The recovery plan is two-pronged. For growth, PBSC is promoting bike sharing as the answer for cities with traffic congestion. The message, Mr. Rodi said, particularly resonates in Latin America. (The circuit boards that baffled him were destined for docking stations being built for a new system in Guadalajara, Mexico.)

Perhaps more crucially, PBSC must convince its current customers that the chaos is over. Mr. Rodi is leading the quest for forgiveness, putting in 16-hour days and making visits around the world to system owners. Cupping his hands upward like a beggar holding a bowl, Mr. Rodi said, “When you go like this to people and say ‘We’re human,’ people say: ‘O.K., tell me what you have to tell me.' ”

Mirte Mallory, the co-founder and director of WE-cycle, a bike-sharing program in Aspen, Colo., said PBSC tested her patience leading up to the bankruptcy. Not long after Mr. Rodi took over, she said, the situation changed. Instead of excuses and delay, Ms. Mallory said, the company was offering quick responses to requests.

With just 100 bikes, 14 docking stations and a service shutdown each winter, the Aspen program relies heavily on visitors rather than regulars. Working with Aspen’s website developer, PBSC developed a system that allows visitors to register online in advance. “They recognized that product development is what needs to happen,” Ms. Mallory said.

Complicating Mr. Rodi’s crusade is the hangover from PBSC’s past.

In the United States and some other markets, its systems were sold exclusively by Alta Bicycle Share. Since the Montreal company’s bankruptcy, Alta has gone from marketing partner to competitor. Alta recently allied itself with PBSC’s former software supplier, 8D, to win a contract to build a new system for Seattle.

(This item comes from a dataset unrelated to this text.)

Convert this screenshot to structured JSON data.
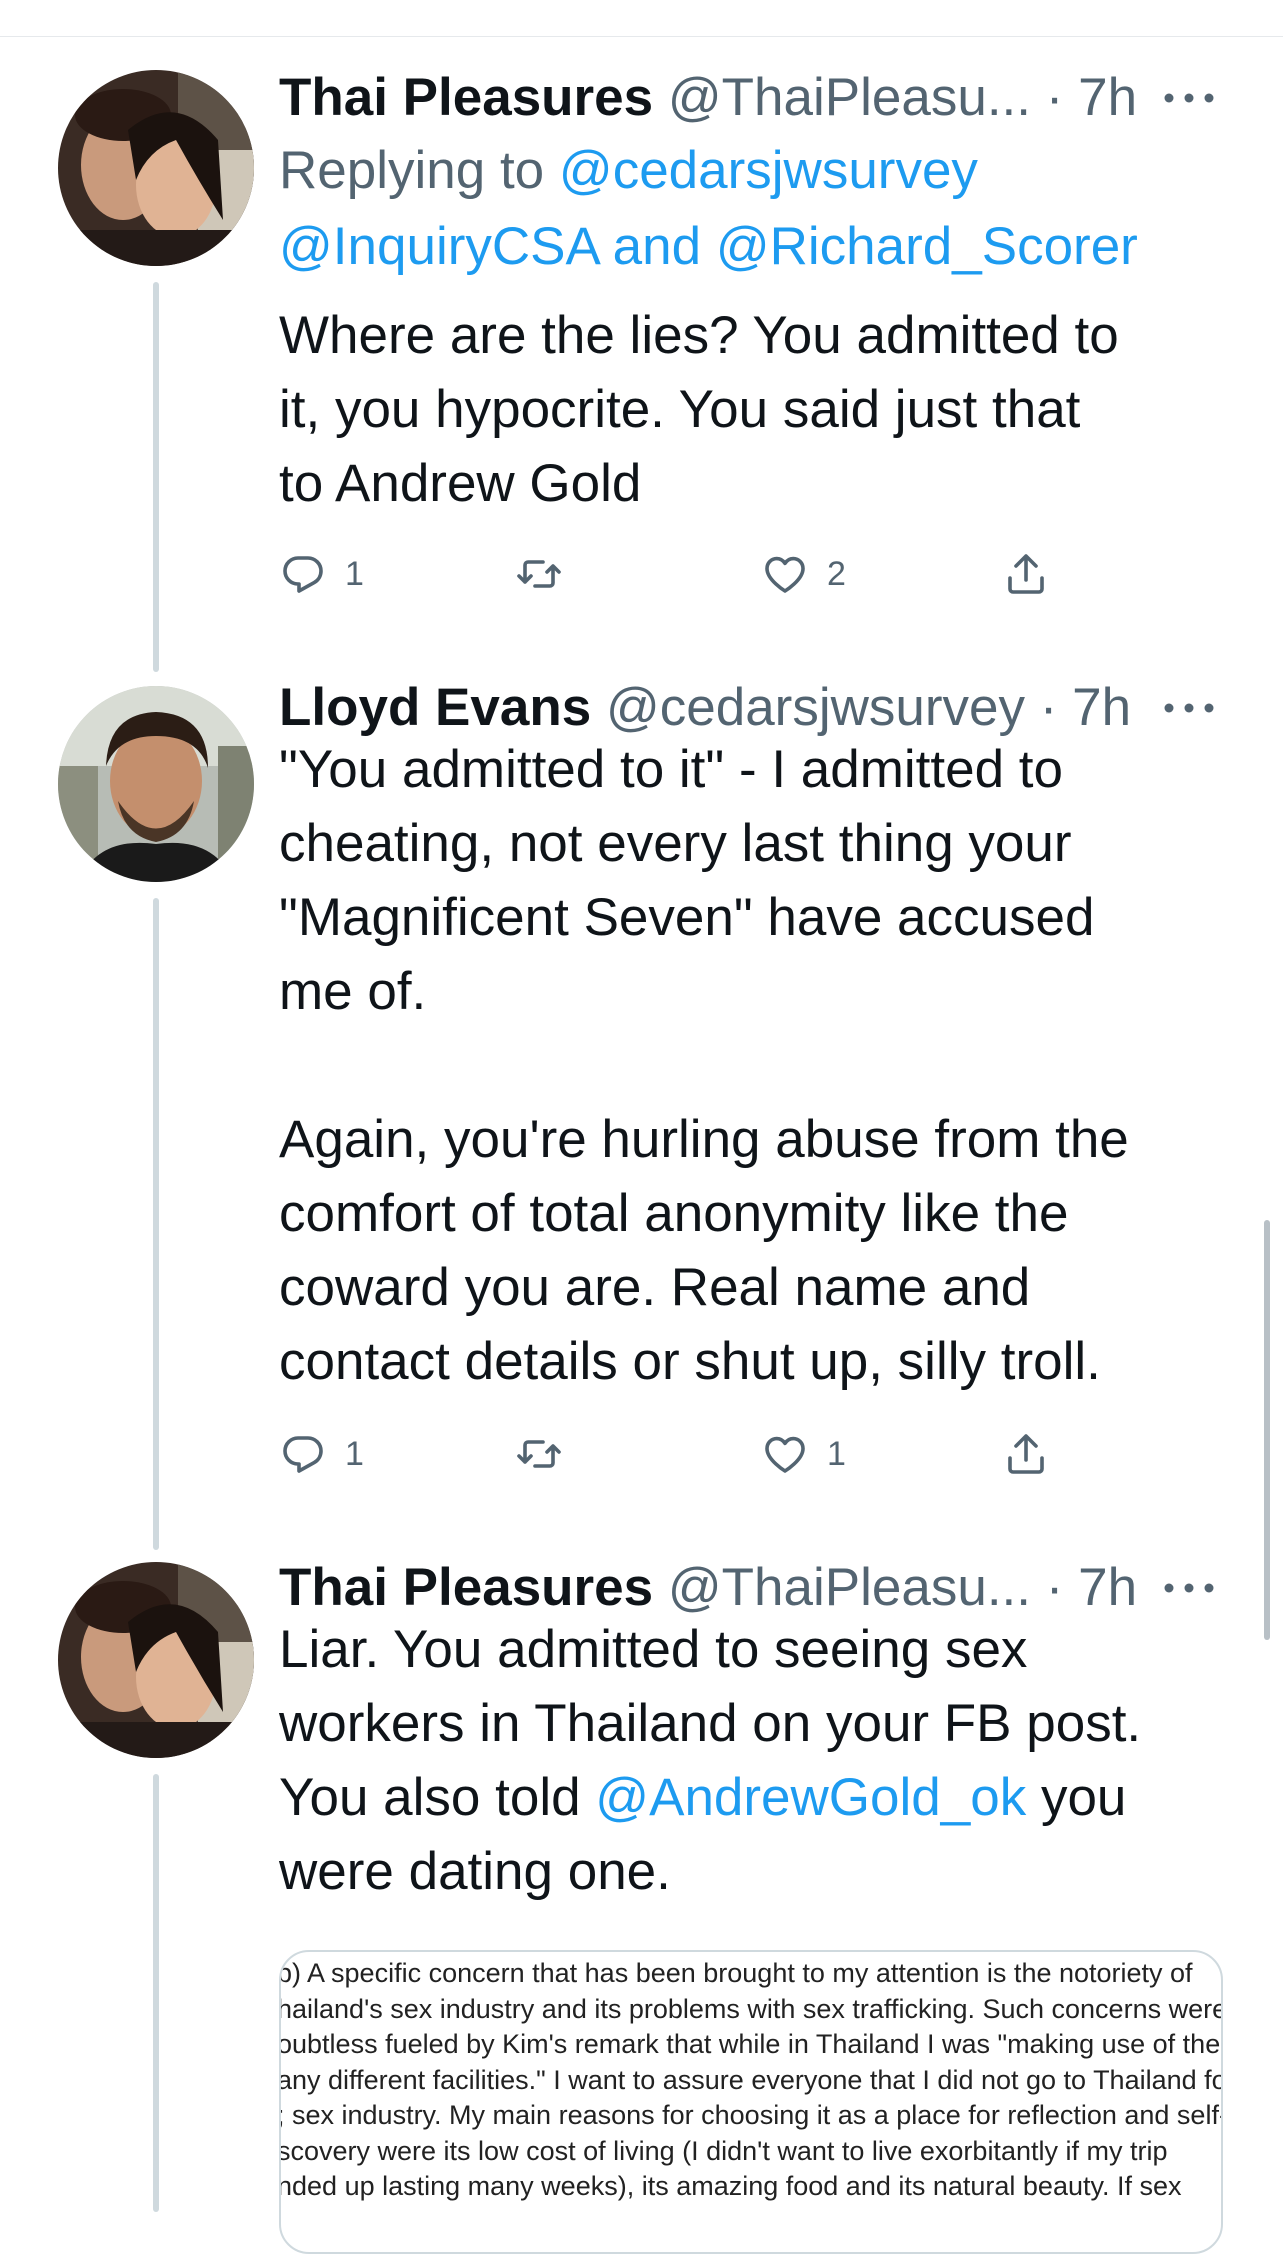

Alta also got its financial house in order. Previously an underfunded branch of a relatively small infrastructure planning firm, Alta was bought in October by a group of private investors that includes the chief executives of the Related Companies, the large New York real estate firm, and Equinox, the fitness chain. As Alta’s new head, they installed Jay Walder, the former chairman and chief executive of the Metropolitan Transportation Authority in New York, who also held a senior position at Transport for London, the city’s transportation authority.

Both of those cities’ transit systems currently use PBSC technology. Alta also oversees other programs, relying on the PBSC technology, in Toronto; Boston; Washington, D.C.; Columbus, Ohio; Chattanooga, Tenn.; and in some of the Bay Area. The situation makes PBSC’s status in those places more uncertain.

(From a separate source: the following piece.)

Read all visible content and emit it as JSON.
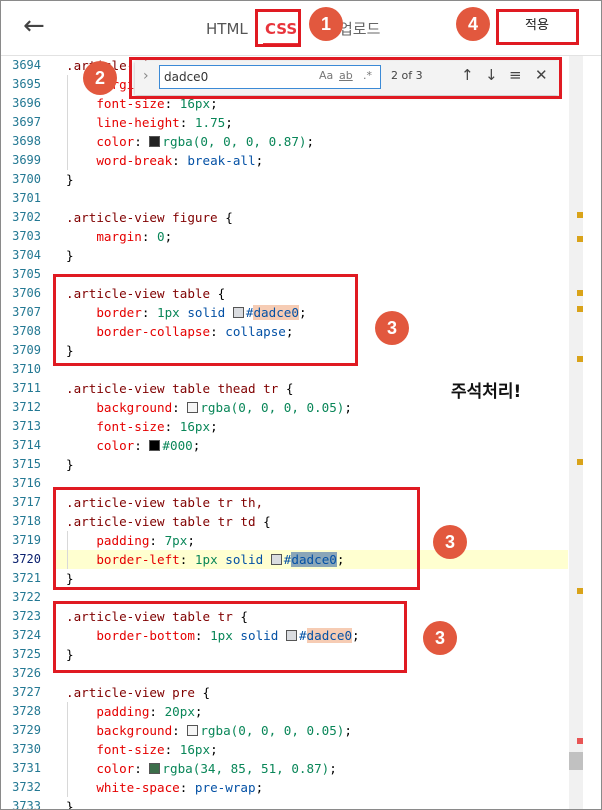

Other competitors, too, are muscling into PBSC’s turf.

Mr. Squire of CycleHop, which operates bike-sharing systems in seven cities, said that he admired PBSC’s bikes and might do business with Mr. Rodi. But he recently rejected its technology after winning the contract to run Ottawa’s system. He said the PBSC docks and bikes previously used there, which have since been sold, couldn’t make up for the buggy software.

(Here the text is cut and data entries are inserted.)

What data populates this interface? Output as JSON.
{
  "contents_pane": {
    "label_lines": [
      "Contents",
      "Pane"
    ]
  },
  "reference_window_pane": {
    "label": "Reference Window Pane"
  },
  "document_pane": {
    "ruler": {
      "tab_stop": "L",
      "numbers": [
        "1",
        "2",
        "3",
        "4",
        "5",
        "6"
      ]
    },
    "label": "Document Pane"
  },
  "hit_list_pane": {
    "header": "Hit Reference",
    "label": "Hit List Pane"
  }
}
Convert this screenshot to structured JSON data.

This year, CycleHop will work with Social Bicycles, a Manhattan company that produces bikes, docks and system software. Mr. Squire said he was impressed by how Social’s system allows users to rent and unlock its bicycles by using a smartphone app. “He’s ahead, but he’s behind,” Mr. Squire said of Mr. Rodi and PBSC. “He has big cities, but the technology has moved forward.”

A correction was made on 
Jan. 18, 2015

An article last Sunday about Bruno Rodi, owner of the bike-sharing company PBSC Urban Solutions, misstated his mountain-climbing accomplishments. He has climbed the highest mountain on every continent, not the world’s seven highest mountains.